The group left the scene after about 10 minutes without speaking to members of the press and walked towards Woolwich town centre.
Nigerian Kanbi Ojelade, 50, was among those paying their respects today, along with his two sons, Umran, 10, and Feranmi, 11, who both live in Woolwich.
Mr Ojelade, who lives in Colchester, said: "I brought them here to realise people are responsible for their freedom, safety, their welfare and development.
"The ultimate price anyone can pay is to give his life for others."
Royal British Legion member Charles Clayton, 66, said he believed the Government could have done more to identify the terror suspects earlier.

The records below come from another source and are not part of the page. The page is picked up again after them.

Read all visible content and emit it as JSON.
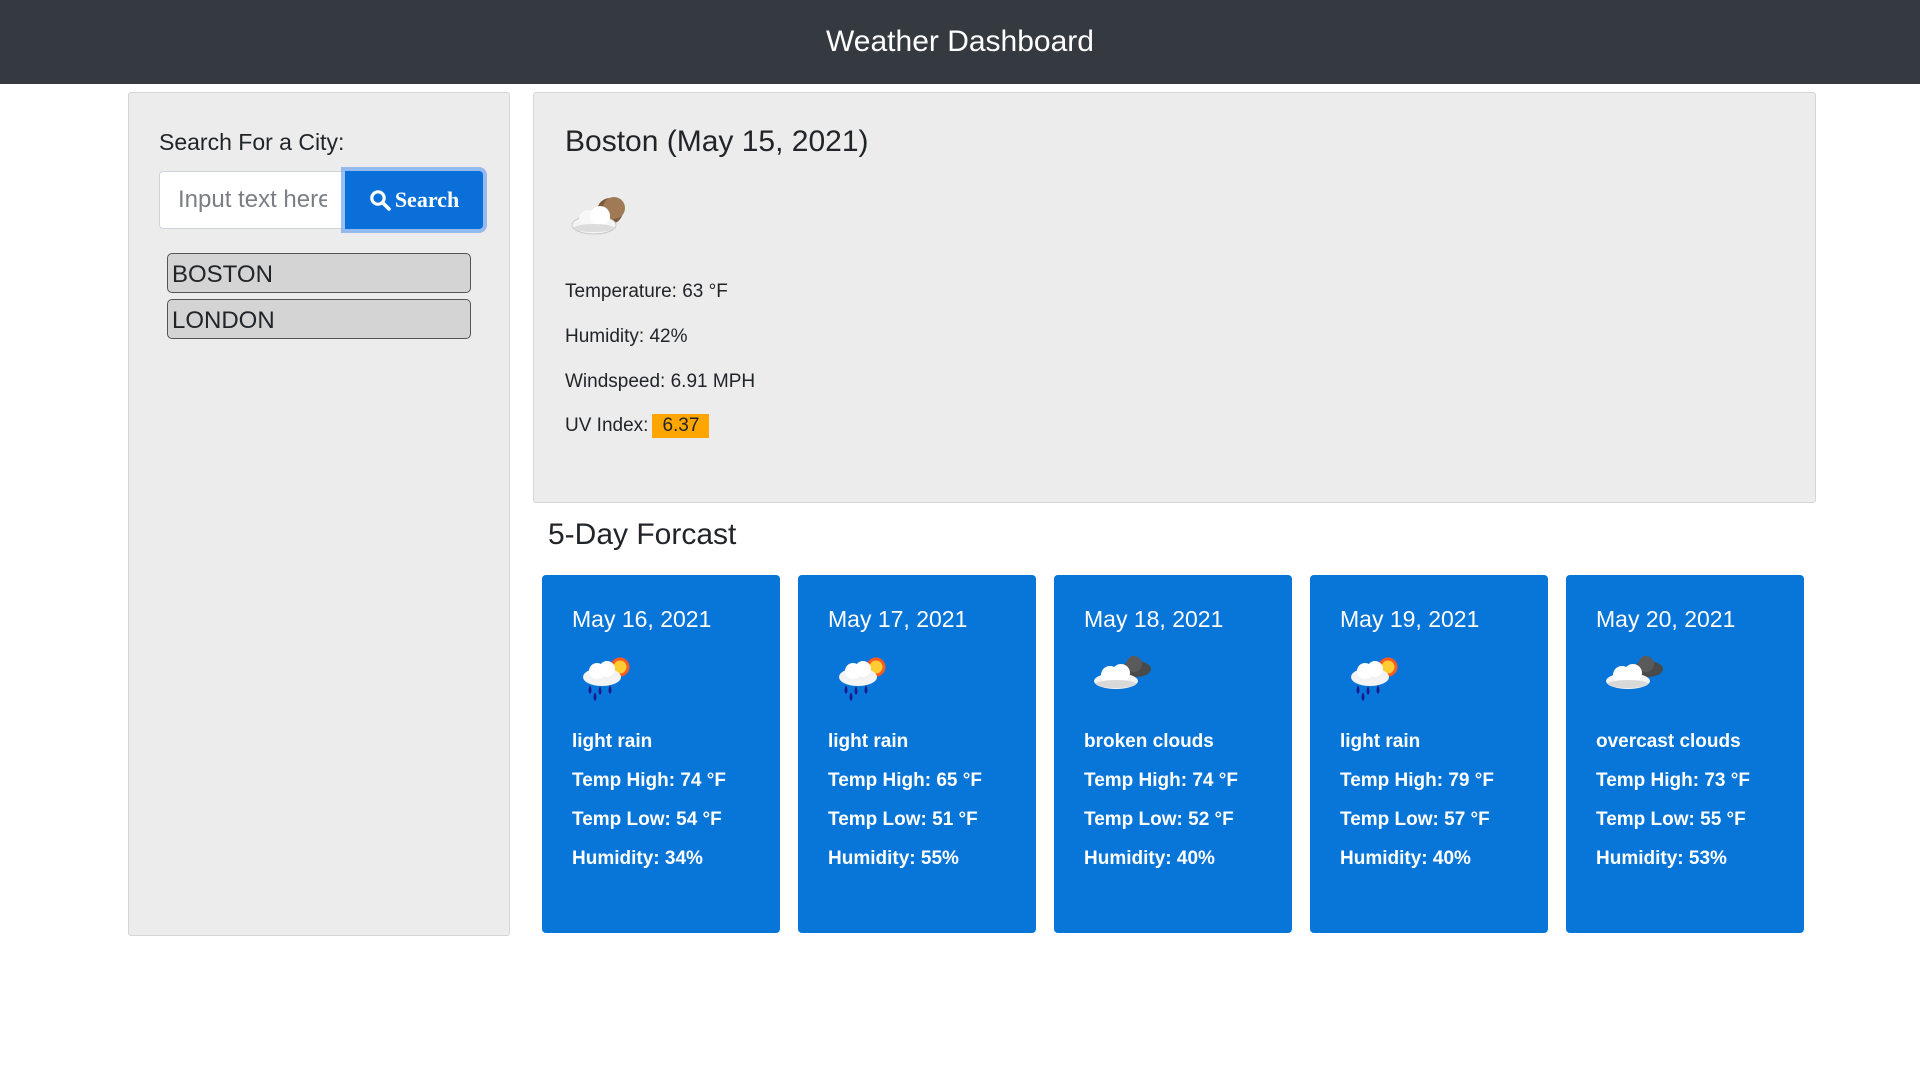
{
  "header": {
    "title": "Weather Dashboard"
  },
  "search": {
    "label": "Search For a City:",
    "placeholder": "Input text here",
    "value": "",
    "button_label": "Search",
    "icon": "search-icon",
    "history": [
      "BOSTON",
      "LONDON"
    ]
  },
  "current": {
    "heading": "Boston (May 15, 2021)",
    "icon": "few-clouds-night-icon",
    "temperature": "Temperature: 63 °F",
    "humidity": "Humidity: 42%",
    "windspeed": "Windspeed: 6.91 MPH",
    "uv_label": "UV Index:",
    "uv_value": "6.37",
    "uv_color": "#ffa500"
  },
  "forecast": {
    "title": "5-Day Forcast",
    "card_color": "#0875d9",
    "days": [
      {
        "date": "May 16, 2021",
        "icon": "rain-sun-icon",
        "description": "light rain",
        "high": "Temp High: 74 °F",
        "low": "Temp Low: 54 °F",
        "humidity": "Humidity: 34%"
      },
      {
        "date": "May 17, 2021",
        "icon": "rain-sun-icon",
        "description": "light rain",
        "high": "Temp High: 65 °F",
        "low": "Temp Low: 51 °F",
        "humidity": "Humidity: 55%"
      },
      {
        "date": "May 18, 2021",
        "icon": "broken-clouds-icon",
        "description": "broken clouds",
        "high": "Temp High: 74 °F",
        "low": "Temp Low: 52 °F",
        "humidity": "Humidity: 40%"
      },
      {
        "date": "May 19, 2021",
        "icon": "rain-sun-icon",
        "description": "light rain",
        "high": "Temp High: 79 °F",
        "low": "Temp Low: 57 °F",
        "humidity": "Humidity: 40%"
      },
      {
        "date": "May 20, 2021",
        "icon": "overcast-clouds-icon",
        "description": "overcast clouds",
        "high": "Temp High: 73 °F",
        "low": "Temp Low: 55 °F",
        "humidity": "Humidity: 53%"
      }
    ]
  }
}
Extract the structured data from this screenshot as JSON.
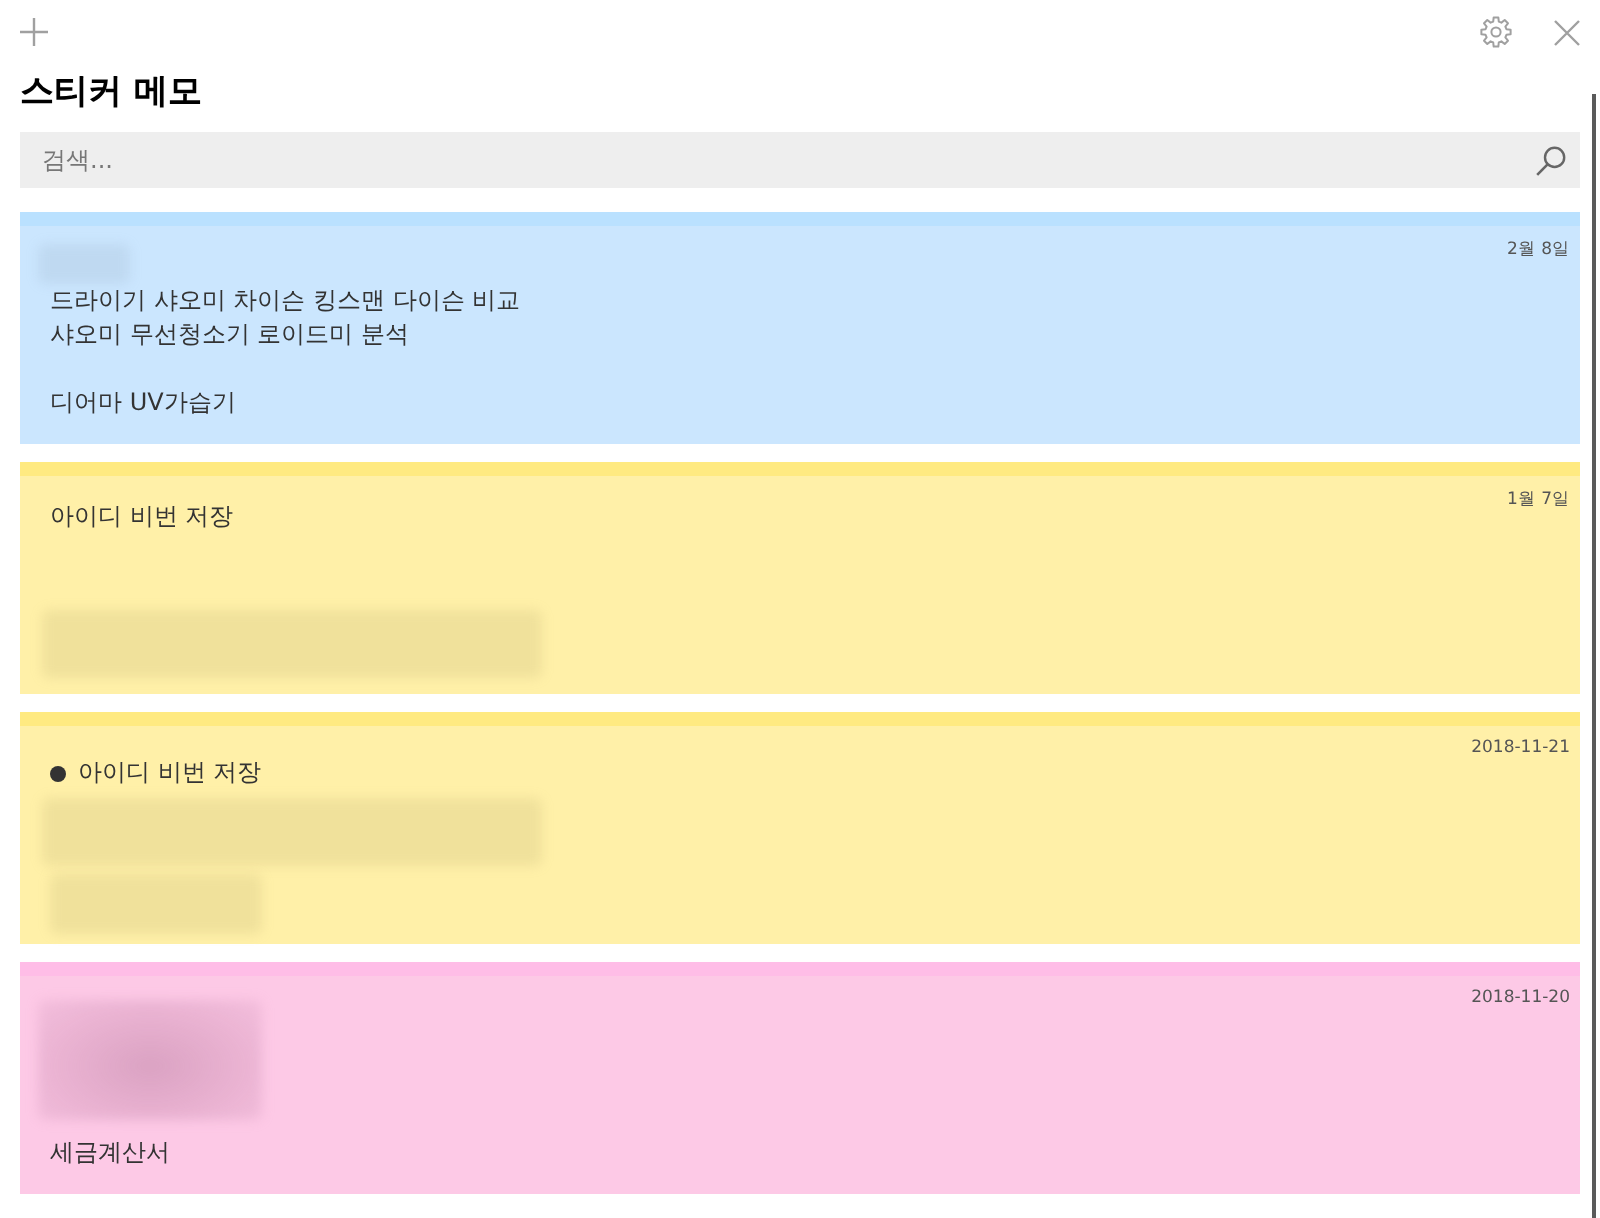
{
  "app": {
    "title": "스티커 메모"
  },
  "search": {
    "placeholder": "검색..."
  },
  "notes": [
    {
      "color": "#cbe6fe",
      "date": "2월 8일",
      "content": [
        {
          "kind": "blur_small"
        },
        {
          "kind": "text",
          "text": "드라이기 샤오미 차이슨 킹스맨 다이슨 비교"
        },
        {
          "kind": "text",
          "text": "샤오미 무선청소기 로이드미 분석"
        },
        {
          "kind": "gap"
        },
        {
          "kind": "text",
          "text": "디어마 UV가습기"
        }
      ]
    },
    {
      "color": "#fff0a8",
      "date": "1월 7일",
      "content": [
        {
          "kind": "text",
          "text": "아이디 비번 저장"
        },
        {
          "kind": "gap"
        },
        {
          "kind": "gap"
        },
        {
          "kind": "blur_wide"
        }
      ]
    },
    {
      "color": "#fff0a8",
      "date": "2018-11-21",
      "content": [
        {
          "kind": "bullet",
          "text": "아이디 비번 저장"
        },
        {
          "kind": "blur_wide"
        },
        {
          "kind": "blur_short"
        }
      ]
    },
    {
      "color": "#fdc9e6",
      "date": "2018-11-20",
      "content": [
        {
          "kind": "blur_image"
        },
        {
          "kind": "text",
          "text": "세금계산서"
        }
      ]
    }
  ]
}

"He shouldn't be forgotten," Mr Clayton said.
"It demonstrates the society we now live in. I blame the Government for allowing this to go unchecked which puts us all at risk."
Scores of motorcyclists supporting the Help For Heroes charity rode past the scene this afternoon in a show of support for Drummer Rigby's family.

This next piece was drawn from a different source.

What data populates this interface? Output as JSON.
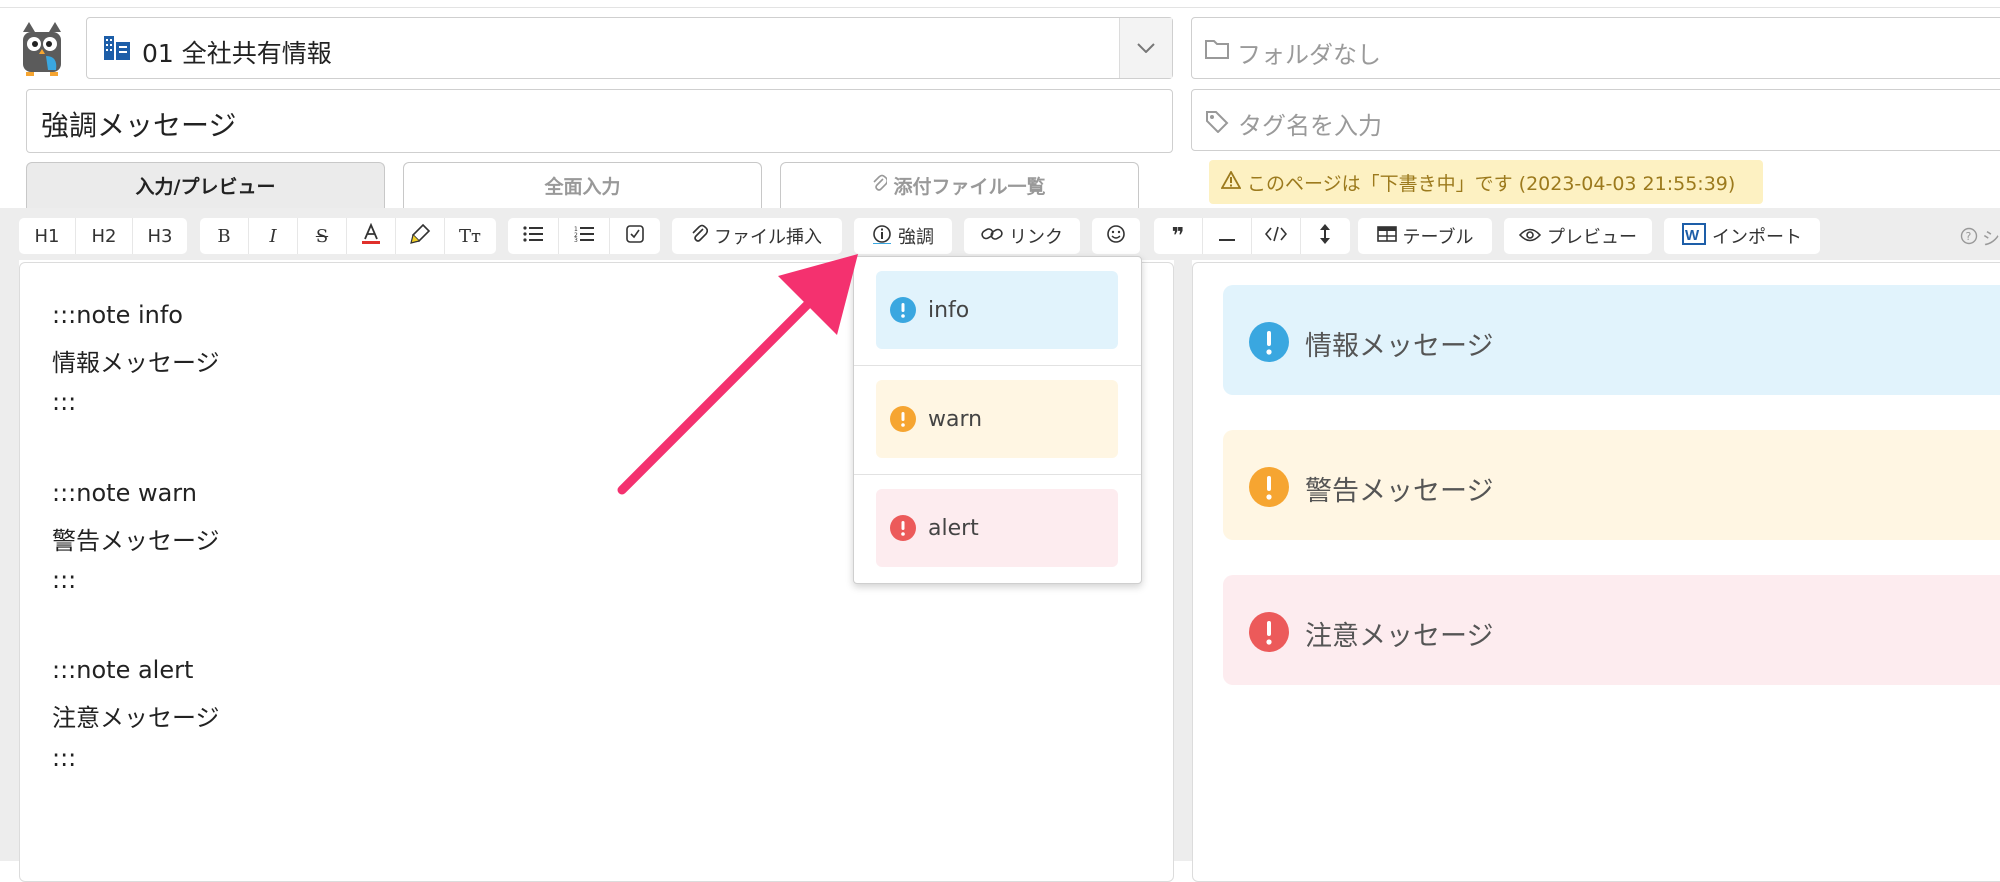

A heavy police presence remained in Woolwich amid heightened fears of further attacks and an increase in anti-Muslim incidents following Drummer Rigby's death.
A "solidarity march" by the Nigerian community took place this morning from Plumstead station to Woolwich town centre.

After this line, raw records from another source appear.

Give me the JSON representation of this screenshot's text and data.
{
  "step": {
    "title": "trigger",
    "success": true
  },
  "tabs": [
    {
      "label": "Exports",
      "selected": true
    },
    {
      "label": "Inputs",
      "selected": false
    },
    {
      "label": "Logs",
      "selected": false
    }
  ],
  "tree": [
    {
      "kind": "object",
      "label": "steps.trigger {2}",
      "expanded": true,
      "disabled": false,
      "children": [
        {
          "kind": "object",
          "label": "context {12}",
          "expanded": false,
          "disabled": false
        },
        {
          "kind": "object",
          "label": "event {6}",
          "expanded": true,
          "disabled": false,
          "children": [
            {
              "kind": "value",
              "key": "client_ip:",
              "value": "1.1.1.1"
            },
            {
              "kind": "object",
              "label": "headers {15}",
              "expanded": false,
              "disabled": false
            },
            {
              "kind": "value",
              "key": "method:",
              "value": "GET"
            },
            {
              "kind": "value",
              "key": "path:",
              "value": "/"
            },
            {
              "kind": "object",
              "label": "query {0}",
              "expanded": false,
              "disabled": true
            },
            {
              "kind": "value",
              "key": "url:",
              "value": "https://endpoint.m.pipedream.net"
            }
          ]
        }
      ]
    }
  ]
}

A steady flow of people arrived to lay flowers at the corner of John Wilson Street and Artillery Place, a few hundreds yards from the entrance to the barracks.
A book of condolence has also been opened at Woolwich Town Hall, where opening hours will be extended over the bank holiday weekend to allow the public to pay their respects.
Drummer Rigby was hit by a car and then attacked with weapons including a knife and a meat cleaver but the cause of his death was not confirmed by a post-mortem examination. An inquest is due to be opened, Scotland Yard said.
Among those paying their respects yesterday was British National Party (BNP) leader Nick Griffin, who claimed he had gone for personal rather than political reasons.
Mr Griffin's visit was criticised as "provocative" by Akbar Khan, chairman of the anti-racist and community development organisation Building Bridges.
He said: "It is a provocative action by Nick Griffin, the BNP leader, to go to the place where this young soldier was murdered. All Muslims have come out and condemned this act of violence.
"Given the serene and sad atmosphere prevailing in the country, because of this person's death, he is being very cynical and exploiting the raw nerves for his benefit, and we say it is just and fair that there should be no politics over dead bodies.
"Whoever is involved in this kind of activity needs to look very carefully at what that person is doing.
"We need to be calm and deal with it in a mature and responsible manner."
Drummer Rigby's murder has provoked a backlash of anger across the country, with many incidents of mosques being attacked, racial abuse and comments made on social media.